Dulwich Picture Gallery:
Degrees of Separation
top-knot ticket: one /
shape of us in magnitude
a tone-deaf tour, grand
poets's note:
This mural by Sinta Tantra, entitled ‘The Grand Tour’ welcomes visitors to the redesigned open plan entrance to Dulwich Picture Gallery. You don’t need a top-notch golden ticket to enter; art is for everyone. The midsection of this mini is a personal nod to that (worst) of Ed Sheeran songs, ‘Shape of You.’ Somehow, I always mishear the line ‘push and pull like magnets do’ as ‘push and pull in magnitude’ and that, to me, is what it feels like to walk around an art gallery. Sometimes, our magnified thoughts and feelings are seen in shapes: of someone or something we’re missing. Is this viewer feeling that? Who or what is reflected back at her as she makes her way through the museum? ‘Tis a mystery, to be sure. Finally, as well as being a fairly obvious reference to the title of the mural, the tour is tone-deaf because of the misheard earworm and the inability of an audio guide to capture these multitudes of meaning.
how did I get here?
life passes before all eyes
we stay, they go – next!
poets's note:
The viewers in this picture are looking at Rembrandt’s ‘Girl at a Window.’ The photographer is looking at them, I’m looking through him, and, thanks to me, you’re looking at all the above – trippy.
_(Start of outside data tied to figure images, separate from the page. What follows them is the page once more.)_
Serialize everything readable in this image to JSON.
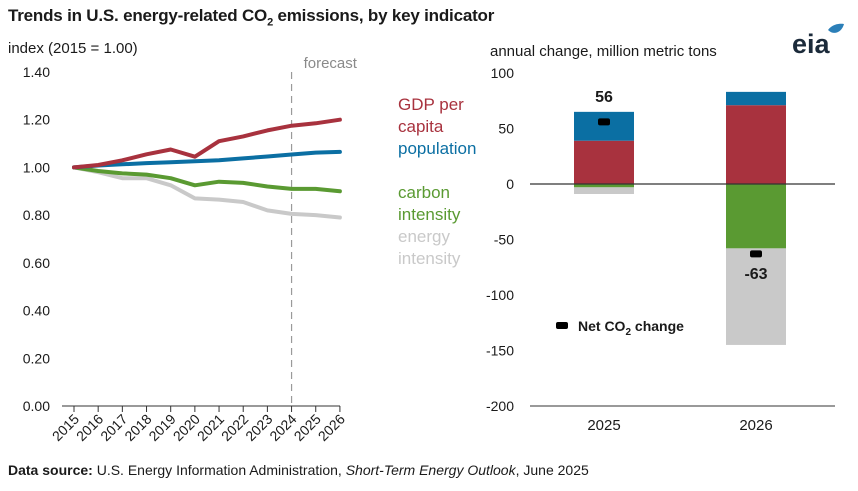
{
  "title": {
    "main": "Trends in U.S. energy-related CO",
    "sub": "2",
    "rest": " emissions, by key indicator"
  },
  "logo_text": "eia",
  "source": {
    "label": "Data source:",
    "text": " U.S. Energy Information Administration, ",
    "publication": "Short-Term Energy Outlook",
    "date": ", June 2025"
  },
  "colors": {
    "gdp": "#a8323e",
    "population": "#0b6fa3",
    "carbon": "#5a9a32",
    "energy": "#c9c9c9",
    "net": "#000000"
  },
  "chart_data": [
    {
      "type": "line",
      "ylabel": "index (2015 = 1.00)",
      "ylim": [
        0,
        1.4
      ],
      "yticks": [
        "0.00",
        "0.20",
        "0.40",
        "0.60",
        "0.80",
        "1.00",
        "1.20",
        "1.40"
      ],
      "x": [
        "2015",
        "2016",
        "2017",
        "2018",
        "2019",
        "2020",
        "2021",
        "2022",
        "2023",
        "2024",
        "2025",
        "2026"
      ],
      "forecast_label": "forecast",
      "forecast_start": "2024",
      "grid": false,
      "series": [
        {
          "key": "gdp",
          "name_lines": [
            "GDP per",
            "capita"
          ],
          "values": [
            1.0,
            1.01,
            1.03,
            1.055,
            1.075,
            1.045,
            1.11,
            1.13,
            1.155,
            1.175,
            1.185,
            1.2
          ]
        },
        {
          "key": "population",
          "name_lines": [
            "population"
          ],
          "values": [
            1.0,
            1.008,
            1.013,
            1.018,
            1.022,
            1.026,
            1.03,
            1.038,
            1.046,
            1.054,
            1.062,
            1.065
          ]
        },
        {
          "key": "carbon",
          "name_lines": [
            "carbon",
            "intensity"
          ],
          "values": [
            1.0,
            0.985,
            0.975,
            0.97,
            0.955,
            0.925,
            0.94,
            0.935,
            0.92,
            0.91,
            0.91,
            0.9
          ]
        },
        {
          "key": "energy",
          "name_lines": [
            "energy",
            "intensity"
          ],
          "values": [
            1.0,
            0.98,
            0.955,
            0.955,
            0.925,
            0.87,
            0.865,
            0.855,
            0.82,
            0.805,
            0.8,
            0.79
          ]
        }
      ]
    },
    {
      "type": "bar",
      "stacked": true,
      "ylabel": "annual change, million metric tons",
      "ylim": [
        -200,
        100
      ],
      "yticks": [
        "100",
        "50",
        "0",
        "-50",
        "-100",
        "-150",
        "-200"
      ],
      "categories": [
        "2025",
        "2026"
      ],
      "series": [
        {
          "key": "gdp",
          "values": [
            39,
            71
          ]
        },
        {
          "key": "population",
          "values": [
            26,
            12
          ]
        },
        {
          "key": "carbon",
          "values": [
            -3,
            -58
          ]
        },
        {
          "key": "energy",
          "values": [
            -6,
            -87
          ]
        }
      ],
      "net": {
        "label_main": "Net CO",
        "label_sub": "2",
        "label_rest": " change",
        "values": [
          56,
          -63
        ],
        "value_labels": [
          "56",
          "-63"
        ]
      },
      "grid": false
    }
  ]
}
Meanwhile, the Girl at the Window – like her fellow portraits – sees it all as people pass her by: from easy chats to existential crises. I can’t make up my mind which these two are feeling; can you? The final line is a nod to the intense memento mori vibes from the man on the far left (literally, Portrait of a Man). Life goes on.
see and seen; all that
heard yet unspoken; hush, hush
let me sit; just be
poets's note:
Same painting; totally different thoughts. Perhaps because I’ve already written about this ‘Girl at a Window’ it feels like there is nothing more to say: yeah yeah, she sees and is seen, we get it. For me, the end clauses are also quite a personal response to the slightly woo/woke phrases evoked in the first halves. Though the sentiment is, ironically, the same, the overwhelming feeling I get – through the conduit of this slightly more slumped sitter – is of not wanting to feel seen or heard, but to be left alone.
hey there, look at that
suddenly I see – at source
my strength, ever She
poets's note:
I can’t explain why (my gut blames 80s/90s American movie culture) but something about this figure just screams “well, would ya look at that!” What is it? the haircut? the tourist pants? the glasses with beard? the thumbs in belt loops? Who knows, but it is loud. Anyhoo, this impressive oil on canvas is ‘Samson and Delilah’ by Van Dyck. We all know the story, I won’t repeat it.
Apart from the old testament assembly thang, I always think of the song ‘Hey there, Delilah’ by the Plain White T’s – I remember it was one of the songs that my brother used to play at hyperlocal music festivals. Yes, it must have been around that time because I also associate it with KT Tunstall’s ‘Suddenly I See’ which played on repeat in my friend Laura’s silver Ford KA as she ferried us from A Level Theatre Studies to the RST and back in pursuit of actors I daren’t name here. And so, because that’s what poets do, I put two and two together: mixing fangirl beats with the assumed romantic realisation of a total stranger.